Nos turnamos para contar una historia cada uno. Algunas buenas, otras aburridas. El profesor se reía y controlaba el fuego, que mantenía una llama mediana y un calor agradable. Al rato subió otro profesor, con el grupo de alumnos que le tocaba. Noté que faltaban algunos.
―¡Ah!¡Que cómodos están!¿nos podemos sumar?

Como no quedaban bancos, acercamos un par de troncos y una mesa. Parecíamos una platea alrededor del fuego.
―Yo dejé que se retiraran. Muchos no vinieron por la nieve. ―comentó Félix, el otro profesor.
Los que se habían quedado vivían lejos, o en Trevelin, una ciudad a 20 kilómetros. Ellos llegaban a la mañana y después del taller se quedaban en la cocina de la escuela un par de horas, hasta el horario de clase. Después de las clases volvían a su ciudad. El micro que los llevaba paraba en la esquina
de la escuela.

El sol subió cerca de las nueve y le quitó emoción a las historias de terror que se transformaron en rondas de chistes.

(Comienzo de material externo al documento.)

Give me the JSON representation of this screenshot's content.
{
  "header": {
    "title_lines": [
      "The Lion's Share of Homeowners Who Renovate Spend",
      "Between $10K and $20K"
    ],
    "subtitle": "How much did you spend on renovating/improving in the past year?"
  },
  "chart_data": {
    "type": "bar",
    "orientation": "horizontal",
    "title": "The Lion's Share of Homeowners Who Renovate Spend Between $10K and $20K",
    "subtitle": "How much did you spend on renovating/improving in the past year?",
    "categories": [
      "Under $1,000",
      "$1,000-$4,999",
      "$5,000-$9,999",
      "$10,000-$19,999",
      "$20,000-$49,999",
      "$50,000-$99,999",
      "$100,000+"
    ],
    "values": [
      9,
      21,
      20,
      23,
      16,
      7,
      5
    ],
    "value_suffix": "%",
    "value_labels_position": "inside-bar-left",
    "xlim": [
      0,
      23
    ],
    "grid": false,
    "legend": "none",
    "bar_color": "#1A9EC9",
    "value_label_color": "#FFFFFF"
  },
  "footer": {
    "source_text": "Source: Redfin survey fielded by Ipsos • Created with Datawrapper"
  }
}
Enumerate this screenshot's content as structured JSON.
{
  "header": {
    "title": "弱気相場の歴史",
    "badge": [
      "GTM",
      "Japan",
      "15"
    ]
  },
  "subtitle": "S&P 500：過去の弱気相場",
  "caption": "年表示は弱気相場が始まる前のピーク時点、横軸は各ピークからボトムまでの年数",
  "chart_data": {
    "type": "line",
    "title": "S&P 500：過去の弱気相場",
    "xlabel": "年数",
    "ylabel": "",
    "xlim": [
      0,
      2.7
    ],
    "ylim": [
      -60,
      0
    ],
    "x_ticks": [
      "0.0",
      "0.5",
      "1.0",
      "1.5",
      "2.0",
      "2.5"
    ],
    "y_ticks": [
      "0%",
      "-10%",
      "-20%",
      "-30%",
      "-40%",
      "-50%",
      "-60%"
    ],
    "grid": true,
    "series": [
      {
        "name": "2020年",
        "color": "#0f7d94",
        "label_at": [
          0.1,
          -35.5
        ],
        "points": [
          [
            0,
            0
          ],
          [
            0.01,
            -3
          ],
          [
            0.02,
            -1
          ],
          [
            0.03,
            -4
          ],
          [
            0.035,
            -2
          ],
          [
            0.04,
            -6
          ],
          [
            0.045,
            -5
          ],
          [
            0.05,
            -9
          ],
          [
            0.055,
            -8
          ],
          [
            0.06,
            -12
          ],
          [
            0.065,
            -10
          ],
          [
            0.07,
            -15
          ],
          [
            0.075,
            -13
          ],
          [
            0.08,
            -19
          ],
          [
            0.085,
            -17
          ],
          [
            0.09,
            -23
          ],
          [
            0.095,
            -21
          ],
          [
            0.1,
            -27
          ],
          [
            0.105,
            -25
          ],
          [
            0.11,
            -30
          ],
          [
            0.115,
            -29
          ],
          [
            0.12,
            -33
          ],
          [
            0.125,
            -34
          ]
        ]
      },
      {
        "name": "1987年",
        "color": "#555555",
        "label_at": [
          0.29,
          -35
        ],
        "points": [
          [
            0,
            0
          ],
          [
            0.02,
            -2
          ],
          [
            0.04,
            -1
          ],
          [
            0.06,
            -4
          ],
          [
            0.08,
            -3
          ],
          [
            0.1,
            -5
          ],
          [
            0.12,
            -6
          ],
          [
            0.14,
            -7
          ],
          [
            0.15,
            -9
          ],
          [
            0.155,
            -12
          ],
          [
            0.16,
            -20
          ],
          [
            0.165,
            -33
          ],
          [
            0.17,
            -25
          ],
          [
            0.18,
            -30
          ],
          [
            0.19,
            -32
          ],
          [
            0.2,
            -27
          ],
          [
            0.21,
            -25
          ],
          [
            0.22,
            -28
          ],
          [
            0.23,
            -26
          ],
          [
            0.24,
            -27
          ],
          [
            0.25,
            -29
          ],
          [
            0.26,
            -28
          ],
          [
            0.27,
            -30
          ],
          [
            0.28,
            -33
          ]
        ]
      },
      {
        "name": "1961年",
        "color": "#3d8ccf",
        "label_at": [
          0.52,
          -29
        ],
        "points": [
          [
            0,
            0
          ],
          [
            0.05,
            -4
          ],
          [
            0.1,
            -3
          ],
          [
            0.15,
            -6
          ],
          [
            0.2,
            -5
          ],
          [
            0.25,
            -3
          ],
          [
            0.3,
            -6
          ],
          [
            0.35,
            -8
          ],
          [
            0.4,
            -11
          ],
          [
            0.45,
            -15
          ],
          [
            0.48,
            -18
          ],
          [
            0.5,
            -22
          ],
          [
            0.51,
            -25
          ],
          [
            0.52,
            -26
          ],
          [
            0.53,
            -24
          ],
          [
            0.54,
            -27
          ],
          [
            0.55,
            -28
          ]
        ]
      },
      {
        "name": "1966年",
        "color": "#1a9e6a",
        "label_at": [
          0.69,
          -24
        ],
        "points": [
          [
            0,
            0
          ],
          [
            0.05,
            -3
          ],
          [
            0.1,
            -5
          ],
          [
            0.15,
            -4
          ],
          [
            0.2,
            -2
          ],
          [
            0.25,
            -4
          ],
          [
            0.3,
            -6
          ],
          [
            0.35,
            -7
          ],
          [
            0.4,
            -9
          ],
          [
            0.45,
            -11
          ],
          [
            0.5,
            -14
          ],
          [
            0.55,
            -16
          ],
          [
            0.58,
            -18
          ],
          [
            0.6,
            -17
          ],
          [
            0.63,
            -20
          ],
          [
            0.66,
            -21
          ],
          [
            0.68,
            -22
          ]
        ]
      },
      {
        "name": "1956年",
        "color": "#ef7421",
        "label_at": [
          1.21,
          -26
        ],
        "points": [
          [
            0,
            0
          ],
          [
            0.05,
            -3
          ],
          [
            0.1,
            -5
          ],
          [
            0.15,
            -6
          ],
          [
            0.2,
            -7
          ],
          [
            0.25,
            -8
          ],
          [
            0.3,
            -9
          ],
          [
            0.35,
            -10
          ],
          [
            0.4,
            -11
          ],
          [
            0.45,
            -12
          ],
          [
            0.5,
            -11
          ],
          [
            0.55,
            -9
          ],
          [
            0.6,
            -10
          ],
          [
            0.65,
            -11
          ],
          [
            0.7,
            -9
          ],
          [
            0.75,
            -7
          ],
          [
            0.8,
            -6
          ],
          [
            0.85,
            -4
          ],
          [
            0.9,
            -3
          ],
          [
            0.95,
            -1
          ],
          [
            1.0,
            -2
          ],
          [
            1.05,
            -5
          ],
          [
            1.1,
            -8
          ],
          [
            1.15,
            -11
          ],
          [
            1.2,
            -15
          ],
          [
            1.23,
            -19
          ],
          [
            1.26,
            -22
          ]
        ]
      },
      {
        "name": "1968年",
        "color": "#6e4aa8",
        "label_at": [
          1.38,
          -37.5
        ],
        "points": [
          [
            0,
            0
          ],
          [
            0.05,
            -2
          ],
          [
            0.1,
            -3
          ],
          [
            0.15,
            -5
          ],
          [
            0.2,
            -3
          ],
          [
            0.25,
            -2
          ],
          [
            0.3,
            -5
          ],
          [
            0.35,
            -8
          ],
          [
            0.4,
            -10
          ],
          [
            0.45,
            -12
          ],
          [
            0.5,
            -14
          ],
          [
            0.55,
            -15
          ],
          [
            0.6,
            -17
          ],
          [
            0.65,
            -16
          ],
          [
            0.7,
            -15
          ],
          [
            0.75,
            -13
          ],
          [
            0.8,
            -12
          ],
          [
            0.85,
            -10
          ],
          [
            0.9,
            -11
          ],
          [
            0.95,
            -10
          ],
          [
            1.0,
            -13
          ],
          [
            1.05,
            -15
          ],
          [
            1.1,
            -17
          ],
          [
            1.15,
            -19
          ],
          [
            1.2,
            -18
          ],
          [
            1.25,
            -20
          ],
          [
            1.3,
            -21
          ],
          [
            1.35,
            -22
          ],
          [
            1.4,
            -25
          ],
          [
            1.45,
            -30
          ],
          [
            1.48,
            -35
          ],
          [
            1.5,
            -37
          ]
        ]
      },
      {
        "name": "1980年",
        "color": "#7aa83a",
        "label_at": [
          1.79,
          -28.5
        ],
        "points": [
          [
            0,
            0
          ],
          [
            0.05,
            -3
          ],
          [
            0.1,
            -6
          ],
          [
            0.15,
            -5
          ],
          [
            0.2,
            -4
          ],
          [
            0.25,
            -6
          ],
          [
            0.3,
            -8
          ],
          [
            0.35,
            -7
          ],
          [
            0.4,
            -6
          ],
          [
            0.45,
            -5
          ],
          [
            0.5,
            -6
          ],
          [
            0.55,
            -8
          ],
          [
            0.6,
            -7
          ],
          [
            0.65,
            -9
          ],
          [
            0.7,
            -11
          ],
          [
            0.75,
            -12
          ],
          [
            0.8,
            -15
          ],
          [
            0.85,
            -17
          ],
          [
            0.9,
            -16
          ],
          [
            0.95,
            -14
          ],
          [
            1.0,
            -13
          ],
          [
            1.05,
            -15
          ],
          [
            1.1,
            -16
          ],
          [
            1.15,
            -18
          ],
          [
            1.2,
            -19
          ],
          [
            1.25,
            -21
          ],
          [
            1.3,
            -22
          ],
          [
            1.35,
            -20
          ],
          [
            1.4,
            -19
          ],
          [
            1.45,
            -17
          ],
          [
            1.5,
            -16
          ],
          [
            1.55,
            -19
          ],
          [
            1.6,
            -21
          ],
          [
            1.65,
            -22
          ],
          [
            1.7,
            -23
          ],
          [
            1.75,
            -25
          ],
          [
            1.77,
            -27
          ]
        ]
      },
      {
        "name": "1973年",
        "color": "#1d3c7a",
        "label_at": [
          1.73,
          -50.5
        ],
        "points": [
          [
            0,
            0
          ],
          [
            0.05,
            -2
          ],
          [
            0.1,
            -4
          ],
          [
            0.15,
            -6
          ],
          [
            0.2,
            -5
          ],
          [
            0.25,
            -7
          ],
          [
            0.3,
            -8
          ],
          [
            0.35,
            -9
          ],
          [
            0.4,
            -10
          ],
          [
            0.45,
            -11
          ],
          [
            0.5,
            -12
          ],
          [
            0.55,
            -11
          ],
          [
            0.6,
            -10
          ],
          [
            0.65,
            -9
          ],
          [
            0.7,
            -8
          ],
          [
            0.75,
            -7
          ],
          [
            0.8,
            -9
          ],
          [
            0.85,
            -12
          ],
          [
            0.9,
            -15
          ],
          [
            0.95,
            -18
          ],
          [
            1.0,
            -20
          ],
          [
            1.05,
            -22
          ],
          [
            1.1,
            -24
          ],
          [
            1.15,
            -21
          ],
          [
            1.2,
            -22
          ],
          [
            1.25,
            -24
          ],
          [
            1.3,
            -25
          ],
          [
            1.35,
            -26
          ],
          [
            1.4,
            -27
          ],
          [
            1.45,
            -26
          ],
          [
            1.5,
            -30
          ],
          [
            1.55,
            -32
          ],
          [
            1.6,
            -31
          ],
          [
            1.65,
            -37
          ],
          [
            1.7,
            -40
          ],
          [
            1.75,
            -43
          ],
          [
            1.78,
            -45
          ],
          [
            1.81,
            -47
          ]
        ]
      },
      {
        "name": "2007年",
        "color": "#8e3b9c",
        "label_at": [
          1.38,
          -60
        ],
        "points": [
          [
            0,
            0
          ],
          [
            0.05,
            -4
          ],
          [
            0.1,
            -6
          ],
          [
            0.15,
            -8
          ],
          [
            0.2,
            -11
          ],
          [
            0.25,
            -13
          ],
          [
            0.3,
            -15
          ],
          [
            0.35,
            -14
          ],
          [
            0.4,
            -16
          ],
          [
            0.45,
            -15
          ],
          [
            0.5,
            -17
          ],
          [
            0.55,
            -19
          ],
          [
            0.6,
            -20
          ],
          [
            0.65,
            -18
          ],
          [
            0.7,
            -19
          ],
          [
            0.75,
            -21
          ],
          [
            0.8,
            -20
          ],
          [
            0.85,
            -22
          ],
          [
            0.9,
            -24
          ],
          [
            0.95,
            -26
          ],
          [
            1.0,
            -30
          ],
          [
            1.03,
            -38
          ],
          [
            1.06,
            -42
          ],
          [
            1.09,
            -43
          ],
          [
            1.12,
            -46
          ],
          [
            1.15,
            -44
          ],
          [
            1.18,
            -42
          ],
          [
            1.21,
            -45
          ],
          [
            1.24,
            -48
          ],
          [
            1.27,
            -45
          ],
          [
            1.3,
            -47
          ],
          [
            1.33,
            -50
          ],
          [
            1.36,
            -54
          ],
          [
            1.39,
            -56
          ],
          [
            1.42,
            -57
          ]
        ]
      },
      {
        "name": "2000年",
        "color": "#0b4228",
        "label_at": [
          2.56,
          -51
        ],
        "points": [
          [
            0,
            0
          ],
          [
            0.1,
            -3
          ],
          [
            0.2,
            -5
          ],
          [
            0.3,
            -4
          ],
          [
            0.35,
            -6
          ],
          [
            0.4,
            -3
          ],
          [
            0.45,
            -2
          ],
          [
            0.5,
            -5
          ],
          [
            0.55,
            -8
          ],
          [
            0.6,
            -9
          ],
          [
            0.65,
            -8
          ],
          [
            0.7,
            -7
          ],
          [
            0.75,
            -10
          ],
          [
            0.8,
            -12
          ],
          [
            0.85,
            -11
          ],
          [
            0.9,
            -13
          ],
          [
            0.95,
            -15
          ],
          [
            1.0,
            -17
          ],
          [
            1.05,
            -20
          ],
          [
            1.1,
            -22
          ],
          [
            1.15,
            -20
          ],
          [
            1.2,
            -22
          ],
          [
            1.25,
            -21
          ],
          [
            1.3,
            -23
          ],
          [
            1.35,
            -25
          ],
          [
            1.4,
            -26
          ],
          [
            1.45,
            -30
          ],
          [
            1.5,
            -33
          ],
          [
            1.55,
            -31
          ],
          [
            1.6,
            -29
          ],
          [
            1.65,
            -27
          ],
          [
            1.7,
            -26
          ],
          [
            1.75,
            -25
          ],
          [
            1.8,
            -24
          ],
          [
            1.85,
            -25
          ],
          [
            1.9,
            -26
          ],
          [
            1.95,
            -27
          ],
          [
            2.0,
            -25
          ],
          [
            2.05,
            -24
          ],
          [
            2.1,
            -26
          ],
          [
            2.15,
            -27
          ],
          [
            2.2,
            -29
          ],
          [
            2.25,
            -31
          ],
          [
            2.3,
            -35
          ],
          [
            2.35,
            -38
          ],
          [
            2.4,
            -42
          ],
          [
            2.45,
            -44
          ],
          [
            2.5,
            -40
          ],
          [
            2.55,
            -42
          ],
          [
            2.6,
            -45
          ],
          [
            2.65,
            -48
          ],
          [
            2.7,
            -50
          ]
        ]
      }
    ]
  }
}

Cada tanto nos asomábamos a la ventana a disfrutar el paisaje nevado. Después de la avenida comenzaba el campo, más allá había una arboleda de sauces a la orilla de un arroyo y después una loma. Al fondo, a lo lejos la cordillera de los Andes. El campo, normalmente amarillo, era un manto blanco radiante por el reflejo del sol. Sólo se distinguía el verde de los sauces.

Las ventanas se empañaban, y hacíamos dibujos o jugábamos al ta-te-ti sobre el vidrio. Lo limpiábamos, esperábamos que se vuelva a empañar y nuevamente hacíamos dibujos. Entre anécdotas y chistes pasó la mañana, sin electricidad y sin trabajo.

―El que quiera, puede irse eh ―advirtió Manso. Ninguno quiso. Juntamos plata entre todos y dos compañeros cruzaron el sendero que nos separaba con la escuela y compraron galletitas en el buffet de la escuela. De algún lado apareció un mate. Y así nos quedamos toda la mañana, de picnic con los profesores, junto al fuego.